The woman’s mother had said that her daughter started to cry out for
pain and it was then that a nursing-assistant approached the bed and told
her daughter that she would have had to walk to the bathroom. When her
daughter told her she could not walk the nursing-assistant reportedly told
that she was playing a trick.
“She tell me baby how she playing trick and how she could very well
walk because she motha gat a heart problem so she know. But me baby
couldn’t walk, she tek off the oxygen mask and almost pull me baby to
the floor so she could walk. Me baby start to breath hard and she could
nah walk and she lean on she [the nursing assistant] and me run to the
next side a she and hold she up...”
Sankar had said her daughter’s feet were practically dragging on the
floor as she half-lifted her to the bathroom where she was placed to sit
down on the toilet bowl. But she was unable to sit up and fell forward
hitting her head on the wall of the toilet.

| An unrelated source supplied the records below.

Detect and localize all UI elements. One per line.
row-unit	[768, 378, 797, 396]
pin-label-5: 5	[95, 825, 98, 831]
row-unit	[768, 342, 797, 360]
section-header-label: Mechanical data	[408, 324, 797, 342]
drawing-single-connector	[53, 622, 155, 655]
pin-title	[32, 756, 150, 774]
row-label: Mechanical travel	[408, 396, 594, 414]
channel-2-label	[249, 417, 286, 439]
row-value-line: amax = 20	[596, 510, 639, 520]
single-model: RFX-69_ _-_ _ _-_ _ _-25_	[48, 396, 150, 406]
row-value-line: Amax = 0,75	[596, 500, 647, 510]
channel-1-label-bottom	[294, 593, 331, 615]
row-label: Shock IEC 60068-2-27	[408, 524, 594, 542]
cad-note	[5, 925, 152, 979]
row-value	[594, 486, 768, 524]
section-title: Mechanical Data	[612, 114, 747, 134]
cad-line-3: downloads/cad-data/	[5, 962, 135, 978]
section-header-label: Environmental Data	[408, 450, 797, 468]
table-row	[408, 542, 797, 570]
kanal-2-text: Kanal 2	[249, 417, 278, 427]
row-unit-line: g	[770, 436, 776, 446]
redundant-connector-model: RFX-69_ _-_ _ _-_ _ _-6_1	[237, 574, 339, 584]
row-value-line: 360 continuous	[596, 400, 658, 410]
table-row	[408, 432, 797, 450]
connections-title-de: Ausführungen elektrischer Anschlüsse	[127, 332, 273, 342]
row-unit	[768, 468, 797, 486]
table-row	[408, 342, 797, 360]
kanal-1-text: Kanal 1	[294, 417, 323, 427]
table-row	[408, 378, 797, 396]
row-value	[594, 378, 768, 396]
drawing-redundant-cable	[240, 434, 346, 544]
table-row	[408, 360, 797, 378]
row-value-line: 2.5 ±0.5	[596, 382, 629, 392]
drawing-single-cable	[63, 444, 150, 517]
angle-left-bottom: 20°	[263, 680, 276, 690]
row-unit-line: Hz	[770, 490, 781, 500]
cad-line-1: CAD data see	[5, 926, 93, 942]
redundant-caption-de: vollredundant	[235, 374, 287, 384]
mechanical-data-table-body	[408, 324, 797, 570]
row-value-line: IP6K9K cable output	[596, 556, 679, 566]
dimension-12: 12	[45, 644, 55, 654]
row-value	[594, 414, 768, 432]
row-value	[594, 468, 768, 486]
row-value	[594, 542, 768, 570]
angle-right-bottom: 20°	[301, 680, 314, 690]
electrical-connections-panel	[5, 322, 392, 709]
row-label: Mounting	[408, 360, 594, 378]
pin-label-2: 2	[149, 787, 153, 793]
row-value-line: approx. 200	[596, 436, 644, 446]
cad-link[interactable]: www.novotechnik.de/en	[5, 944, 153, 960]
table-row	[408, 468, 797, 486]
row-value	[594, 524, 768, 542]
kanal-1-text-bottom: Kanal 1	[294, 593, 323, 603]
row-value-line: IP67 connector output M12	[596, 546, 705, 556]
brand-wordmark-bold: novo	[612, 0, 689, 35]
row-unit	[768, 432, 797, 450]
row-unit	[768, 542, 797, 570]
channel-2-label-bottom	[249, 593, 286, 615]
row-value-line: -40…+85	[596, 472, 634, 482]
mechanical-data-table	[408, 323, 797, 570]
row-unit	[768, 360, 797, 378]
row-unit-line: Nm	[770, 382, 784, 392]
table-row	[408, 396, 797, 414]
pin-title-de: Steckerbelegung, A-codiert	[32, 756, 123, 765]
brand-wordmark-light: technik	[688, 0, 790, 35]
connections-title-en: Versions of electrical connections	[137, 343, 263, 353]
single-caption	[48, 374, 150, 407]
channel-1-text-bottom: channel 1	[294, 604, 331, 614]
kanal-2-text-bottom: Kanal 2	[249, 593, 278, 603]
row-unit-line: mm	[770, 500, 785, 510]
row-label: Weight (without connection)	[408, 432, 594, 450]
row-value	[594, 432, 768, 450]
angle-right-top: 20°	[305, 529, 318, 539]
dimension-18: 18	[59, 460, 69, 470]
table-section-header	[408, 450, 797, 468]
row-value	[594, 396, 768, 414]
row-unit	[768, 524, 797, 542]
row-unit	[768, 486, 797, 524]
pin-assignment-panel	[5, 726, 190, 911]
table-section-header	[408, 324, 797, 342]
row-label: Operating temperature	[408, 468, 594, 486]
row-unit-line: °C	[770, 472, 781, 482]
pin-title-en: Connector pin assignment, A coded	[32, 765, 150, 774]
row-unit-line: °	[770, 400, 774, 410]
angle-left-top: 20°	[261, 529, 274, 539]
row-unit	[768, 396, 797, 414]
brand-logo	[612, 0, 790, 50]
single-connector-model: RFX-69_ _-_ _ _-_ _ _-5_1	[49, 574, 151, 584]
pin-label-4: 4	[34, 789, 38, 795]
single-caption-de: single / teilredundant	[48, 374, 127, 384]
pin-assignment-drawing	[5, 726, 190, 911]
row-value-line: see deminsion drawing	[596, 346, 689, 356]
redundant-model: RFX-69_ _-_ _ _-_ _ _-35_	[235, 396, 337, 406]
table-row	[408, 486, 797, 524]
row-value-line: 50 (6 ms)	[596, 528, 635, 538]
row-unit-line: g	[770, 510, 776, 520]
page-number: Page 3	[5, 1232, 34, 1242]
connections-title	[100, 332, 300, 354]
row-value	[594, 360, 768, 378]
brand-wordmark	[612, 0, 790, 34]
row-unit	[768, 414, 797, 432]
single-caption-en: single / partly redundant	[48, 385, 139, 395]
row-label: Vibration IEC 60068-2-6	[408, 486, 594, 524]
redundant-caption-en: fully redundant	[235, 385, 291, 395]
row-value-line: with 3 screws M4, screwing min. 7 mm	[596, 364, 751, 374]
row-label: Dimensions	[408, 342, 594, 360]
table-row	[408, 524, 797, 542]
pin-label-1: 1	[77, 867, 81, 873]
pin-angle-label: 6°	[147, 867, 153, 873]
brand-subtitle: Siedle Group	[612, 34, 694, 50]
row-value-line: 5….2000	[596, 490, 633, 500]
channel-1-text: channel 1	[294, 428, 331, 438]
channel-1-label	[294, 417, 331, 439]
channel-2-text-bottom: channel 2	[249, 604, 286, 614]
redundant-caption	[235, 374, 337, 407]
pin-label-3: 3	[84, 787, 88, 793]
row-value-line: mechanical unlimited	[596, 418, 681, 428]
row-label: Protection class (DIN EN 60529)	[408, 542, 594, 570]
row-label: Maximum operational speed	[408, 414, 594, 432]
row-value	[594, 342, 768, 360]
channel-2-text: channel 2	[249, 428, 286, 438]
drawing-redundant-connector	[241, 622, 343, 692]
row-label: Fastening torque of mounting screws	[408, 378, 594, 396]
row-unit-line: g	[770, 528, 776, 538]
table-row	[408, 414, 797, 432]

It was at that point that another nurse rushed to the toilet and pushed
the woman’s mother out of the room telling her she did not know
anything.
“...dem two tell she fo get up and walk and stop playing trick. Dem
tell she ‘Somatie get up. Wah you behaving so because you family deh
hey?’ but me baby just deh and she eye rolling up and I tell dem that
deh go kill meh pickney.”
The woman said that with some assistance from her husband the nurse
hurriedly got her daughter back to the bed and attempted to place the
oxygen mask on her face.
“But den when deh put she on dah bed she just mek one big breath and
she dead. Deh kill me daughter. She jus start life and she never even use
to talk hard and now meh baby gone,” the woman cried. She said after it
was apparent her daughter was dead the nurses put the family out and
called for the doctors who rushed to the patient. “Dem doctor hug me up
when meh tell dem how dem two kill meh daughter. And den when me daughter
done dead the one in the pink [the nursing assistant] start fo cry shaking
she hand and jumping up in a corner. Me tell she `wah you crying for now
when you done kill me child’”, the woman had told Stabroek News.